Growth in NH’s business tax revenue has historically tracked private sector employment growth in the state. To show just how unusual the recent growth in NH’s business tax revenue is in relation to job growth in the state look at the following chart which shows how far, by historical measures, the recent growth in revenues has outpaced NH’s private sector employment growth.
Private sector job growth has picked up in recent months (defying reported growth in the size of NH’s labor force – and suggesting to me that NH may be (re)capturing some of the state’s labor that has been working outside of NH – but more about that in a future post). However, growth in business tax revenue has far exceeded that which historically accompanied similar rates of job growth. Changes to federal corporate tax laws are a primary reason for the out-sized boost in NH’s business tax revenues, so whatever you think of the recent federal tax reform you can thank the feds for their role in creating NH’s current budget surplus. The NH Department of Revenue provided lawmakers with a briefing on what tax reform could mean to NH’s revenues but they were rightly cautious in making a dollar forecast of impacts. But a summary of their analysis of impacts suggests that more of the provisions of federal tax law will increase rather than decrease NH revenues.
The impact on NH revenues of federal corporate tax collections is also apparent when comparing annualized growth in federal corporate and NH business tax revenue in recent years. The chart below shows how dramatically different are the most recent trends in business tax revenue growth at the federal and NH state level. In addition, surprisingly (to me at least), this inverse relationship seems to occur over the longer-term as slower growth in federal corporate tax collections since the recession are associated with higher growth in NH state business tax collections (and vice versa), despite the fact that economic growth in NH lagged U.S. growth during much of the recovery from recession.
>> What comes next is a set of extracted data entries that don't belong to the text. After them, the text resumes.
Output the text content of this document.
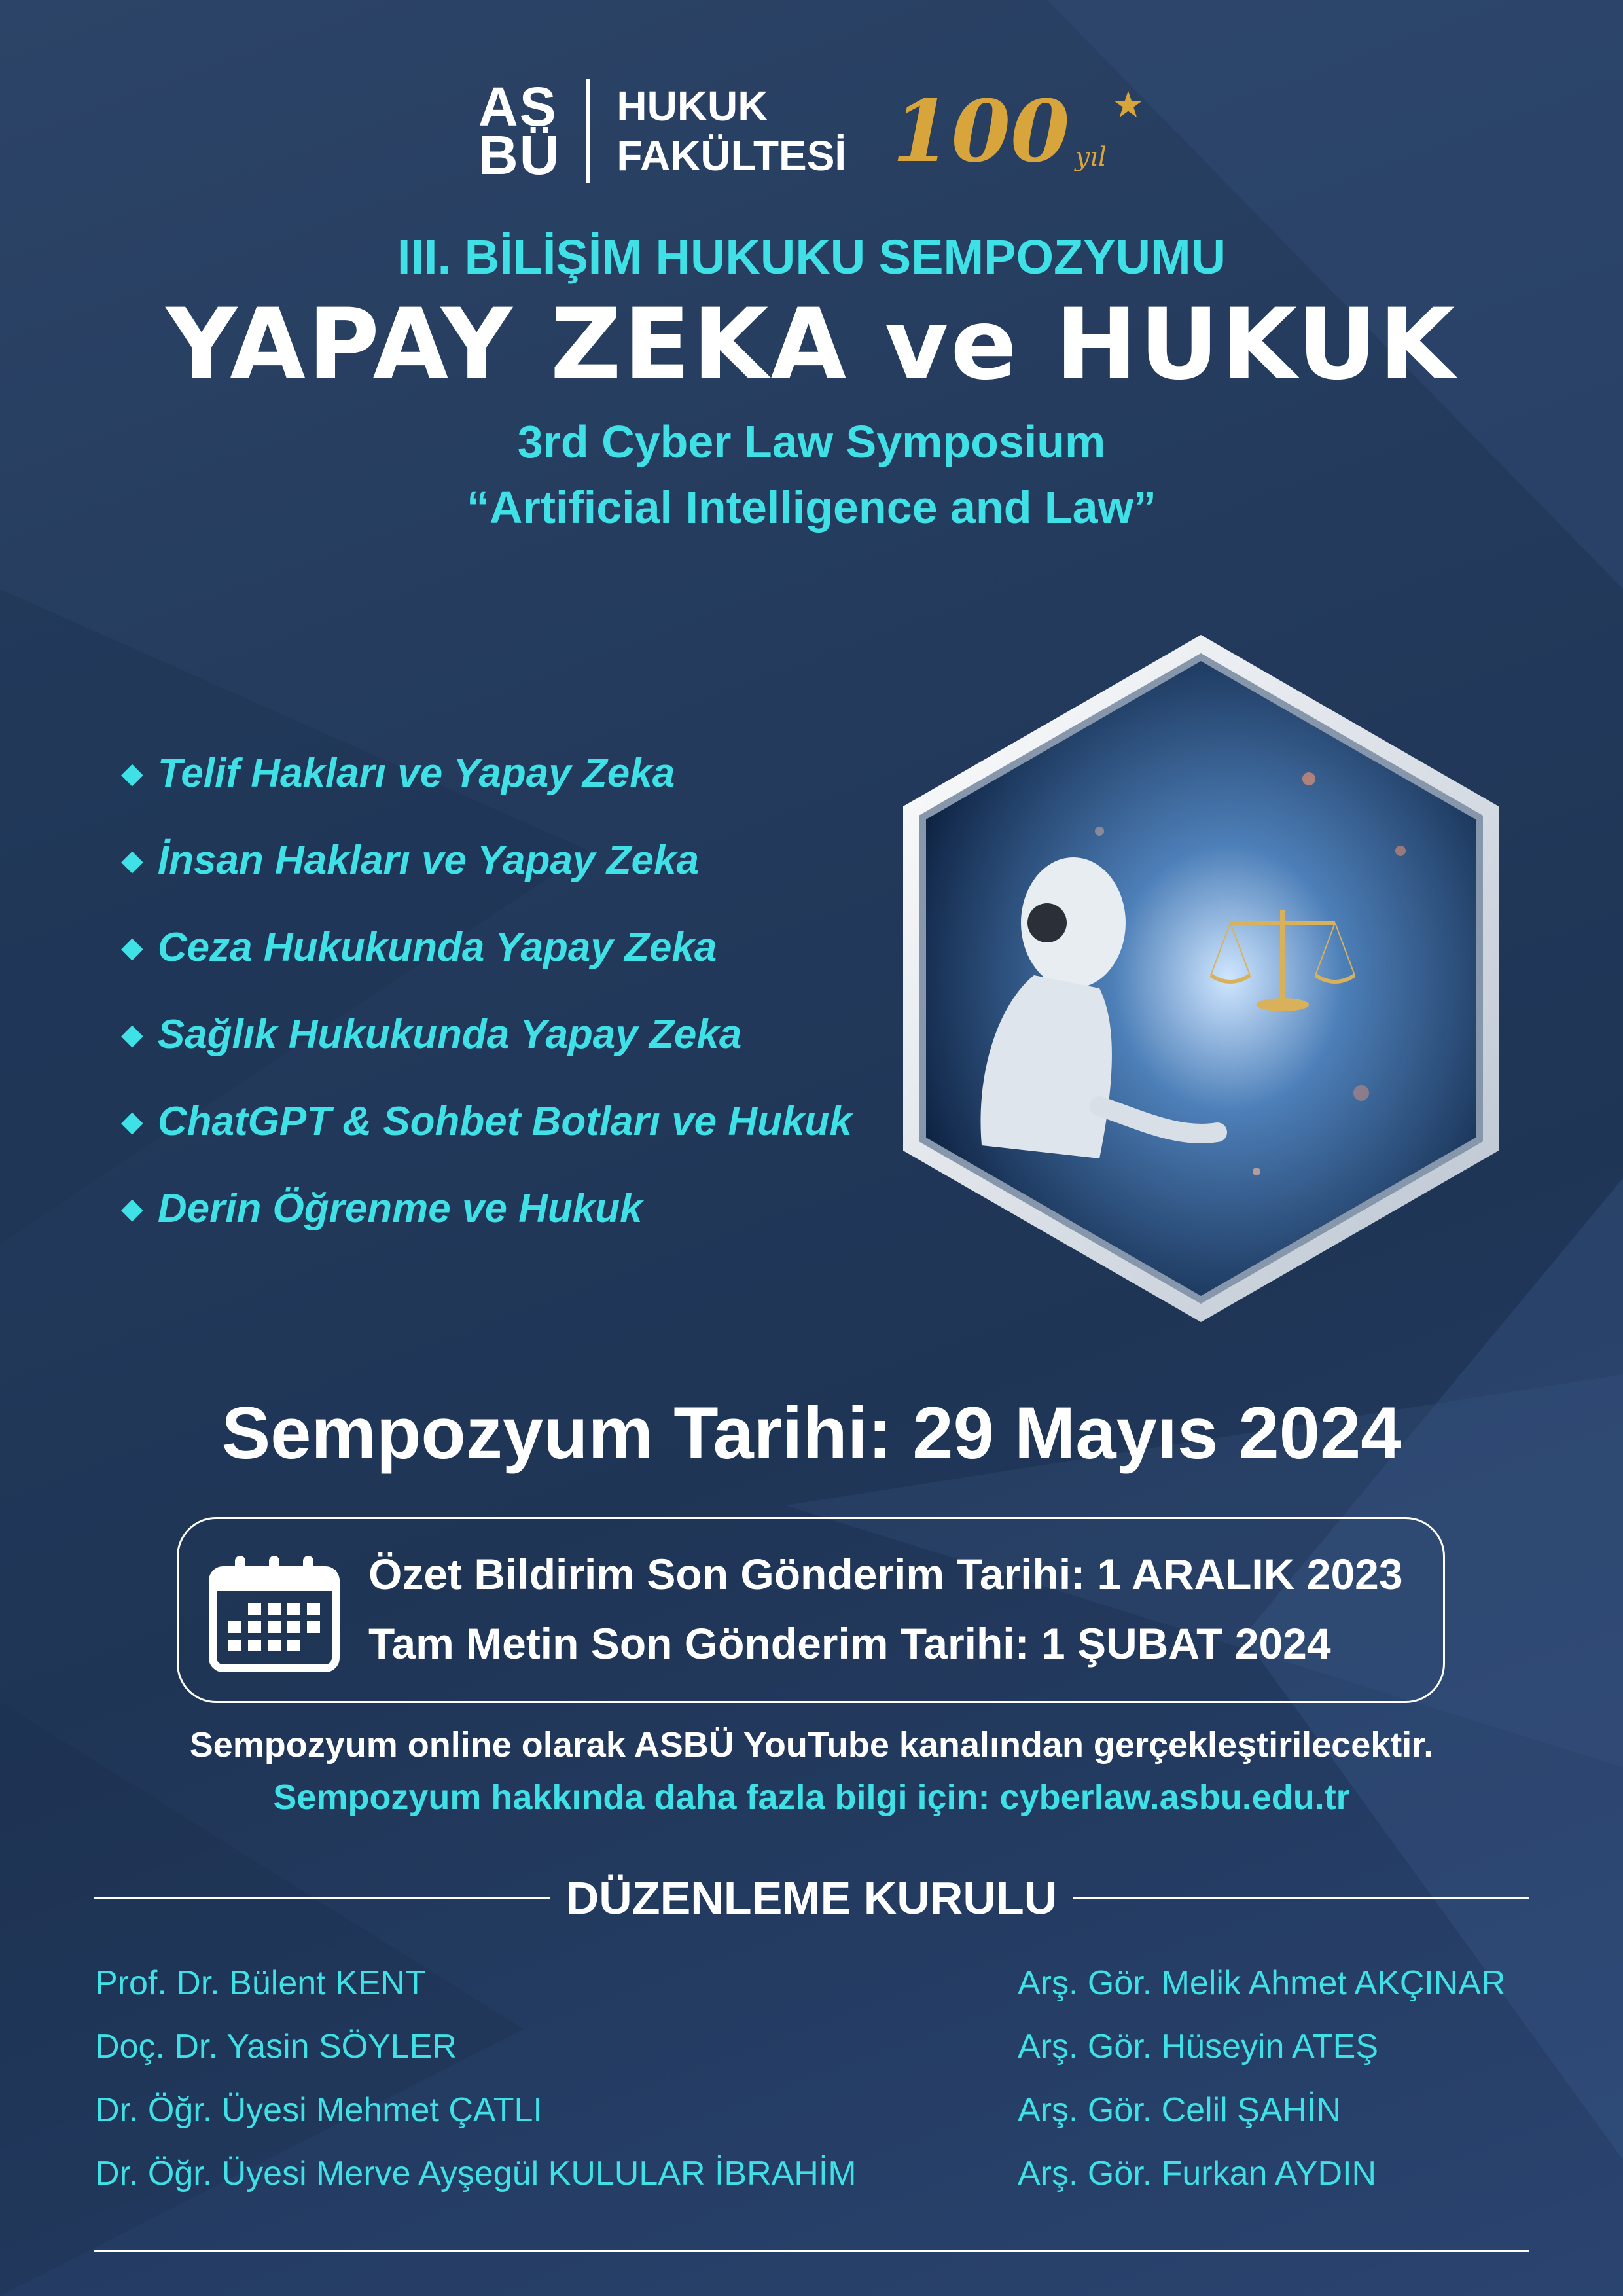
AS
BÜ
HUKUK
FAKÜLTESİ 100 yıl
★
III. BİLİŞİM HUKUKU SEMPOZYUMU
YAPAY ZEKA ve HUKUK
3rd Cyber Law Symposium
“Artificial Intelligence and Law”
◆ Telif Hakları ve Yapay Zeka
◆ İnsan Hakları ve Yapay Zeka
◆ Ceza Hukukunda Yapay Zeka
◆ Sağlık Hukukunda Yapay Zeka
◆ ChatGPT & Sohbet Botları ve Hukuk
◆ Derin Öğrenme ve Hukuk
Sempozyum Tarihi: 29 Mayıs 2024
Özet Bildirim Son Gönderim Tarihi: 1 ARALIK 2023
Tam Metin Son Gönderim Tarihi: 1 ŞUBAT 2024
Sempozyum online olarak ASBÜ YouTube kanalından gerçekleştirilecektir.
Sempozyum hakkında daha fazla bilgi için: cyberlaw.asbu.edu.tr
DÜZENLEME KURULU
Prof. Dr. Bülent KENT
Doç. Dr. Yasin SÖYLER
Dr. Öğr. Üyesi Mehmet ÇATLI
Dr. Öğr. Üyesi Merve Ayşegül KULULAR İBRAHİM
Arş. Gör. Melik Ahmet AKÇINAR
Arş. Gör. Hüseyin ATEŞ
Arş. Gör. Celil ŞAHİN
Arş. Gör. Furkan AYDIN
I have argued in prior posts that lawmakers should be cautious in budgeting because revenue growth in NH, although growing, was growing more slowly. I did not foresee a $100 million budget surplus but who did, and who knew what the impact of federal tax reform would be. No public hearings or discussion of the federal tax reform proposal were held and in any case nobody was certain whether changes in corporate tax laws would pass. Growth trends in most of NH’s key sources of state revenue have been modest even as federal tax reform quickly and dramatically altered NH’s business tax revenue trends, greatly improving the state’s fiscal position in the process. I believe that fundamental underlying revenue trends still argue for caution in state budgeting, but when the federal government’s actions contribute to a state surplus NH is happy to say “yes please and thank you.” Lawmakers would be wise , however, not to assume that cuts in the state’s business taxes are responsible for the growth in state tax revenues or that larger cuts will add to the surplus.